Polícia prende homem apontado como estuprador de menina de 10 anos

 

A Polícia Civil do Espírito Santo confirmou a prisão do suspeito de estupro da menina de 10 anos. A prisão ocorreu na madrugada desta terça-feira (18), na região metropolitana de Belo Horizonte, em Minas Gerais.

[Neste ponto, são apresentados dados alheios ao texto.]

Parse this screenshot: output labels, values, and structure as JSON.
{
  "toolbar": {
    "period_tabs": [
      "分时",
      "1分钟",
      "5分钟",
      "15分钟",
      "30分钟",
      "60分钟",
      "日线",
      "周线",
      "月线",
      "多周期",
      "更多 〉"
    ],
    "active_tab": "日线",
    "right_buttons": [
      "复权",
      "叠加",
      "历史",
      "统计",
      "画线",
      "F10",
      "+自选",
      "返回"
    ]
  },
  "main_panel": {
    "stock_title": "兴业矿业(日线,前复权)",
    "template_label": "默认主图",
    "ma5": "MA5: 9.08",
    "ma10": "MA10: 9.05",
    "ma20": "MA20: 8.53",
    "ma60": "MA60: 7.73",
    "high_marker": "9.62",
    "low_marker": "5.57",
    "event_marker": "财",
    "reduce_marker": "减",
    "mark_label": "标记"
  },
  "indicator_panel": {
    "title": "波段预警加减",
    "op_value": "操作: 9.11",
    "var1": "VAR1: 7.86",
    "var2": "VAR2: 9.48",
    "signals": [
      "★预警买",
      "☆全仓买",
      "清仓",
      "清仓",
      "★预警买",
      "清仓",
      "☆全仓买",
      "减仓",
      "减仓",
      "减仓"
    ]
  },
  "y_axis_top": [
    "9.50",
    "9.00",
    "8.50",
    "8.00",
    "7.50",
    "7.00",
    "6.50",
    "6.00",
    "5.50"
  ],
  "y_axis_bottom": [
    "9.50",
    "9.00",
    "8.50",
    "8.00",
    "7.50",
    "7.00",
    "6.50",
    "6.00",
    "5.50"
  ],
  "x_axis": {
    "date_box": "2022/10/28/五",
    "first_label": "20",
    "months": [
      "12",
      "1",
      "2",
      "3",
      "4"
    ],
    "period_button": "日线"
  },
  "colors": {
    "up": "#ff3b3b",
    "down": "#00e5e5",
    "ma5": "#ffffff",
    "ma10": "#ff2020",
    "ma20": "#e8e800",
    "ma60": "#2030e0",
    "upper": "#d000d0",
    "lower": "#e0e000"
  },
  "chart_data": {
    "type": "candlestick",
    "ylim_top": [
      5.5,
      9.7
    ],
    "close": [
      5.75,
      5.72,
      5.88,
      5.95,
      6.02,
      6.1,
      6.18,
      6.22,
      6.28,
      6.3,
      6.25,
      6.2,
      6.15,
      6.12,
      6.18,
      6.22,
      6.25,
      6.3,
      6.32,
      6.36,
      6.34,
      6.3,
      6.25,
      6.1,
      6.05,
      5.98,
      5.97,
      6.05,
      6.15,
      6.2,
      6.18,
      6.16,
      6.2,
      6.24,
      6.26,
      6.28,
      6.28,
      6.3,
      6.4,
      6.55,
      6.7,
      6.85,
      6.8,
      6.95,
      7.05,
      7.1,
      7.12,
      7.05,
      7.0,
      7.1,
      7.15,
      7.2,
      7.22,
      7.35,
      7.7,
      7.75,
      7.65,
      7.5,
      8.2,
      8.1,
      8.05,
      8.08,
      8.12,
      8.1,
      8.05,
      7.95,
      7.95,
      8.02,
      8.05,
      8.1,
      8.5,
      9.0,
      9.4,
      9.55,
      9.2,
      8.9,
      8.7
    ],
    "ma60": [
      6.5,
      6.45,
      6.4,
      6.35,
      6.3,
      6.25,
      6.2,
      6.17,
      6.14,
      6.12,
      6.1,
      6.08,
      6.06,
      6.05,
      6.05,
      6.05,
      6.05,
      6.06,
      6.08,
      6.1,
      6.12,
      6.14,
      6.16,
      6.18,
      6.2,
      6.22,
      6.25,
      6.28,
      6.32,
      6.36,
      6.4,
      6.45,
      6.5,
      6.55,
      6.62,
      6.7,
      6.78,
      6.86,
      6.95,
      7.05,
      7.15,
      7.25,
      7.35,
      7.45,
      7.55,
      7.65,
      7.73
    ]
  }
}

O governador Renato Casa Grande postou, em sua conta no Twitter, mensagem sobre a prisão. Ele escreveu que a prisão “sirva de lição para quem insiste em praticar um crime brutal, cruel e inaceitável dessa natureza”.

Nessa segunda-feira (17), o Ministério Público do Espírito Santo (MPES) abriu investigação para apurar o vazamento de informações sobre o caso. De acordo com o MP, as questões envolvendo crianças e adolescentes são sigilosas e a divulgação constitui crime.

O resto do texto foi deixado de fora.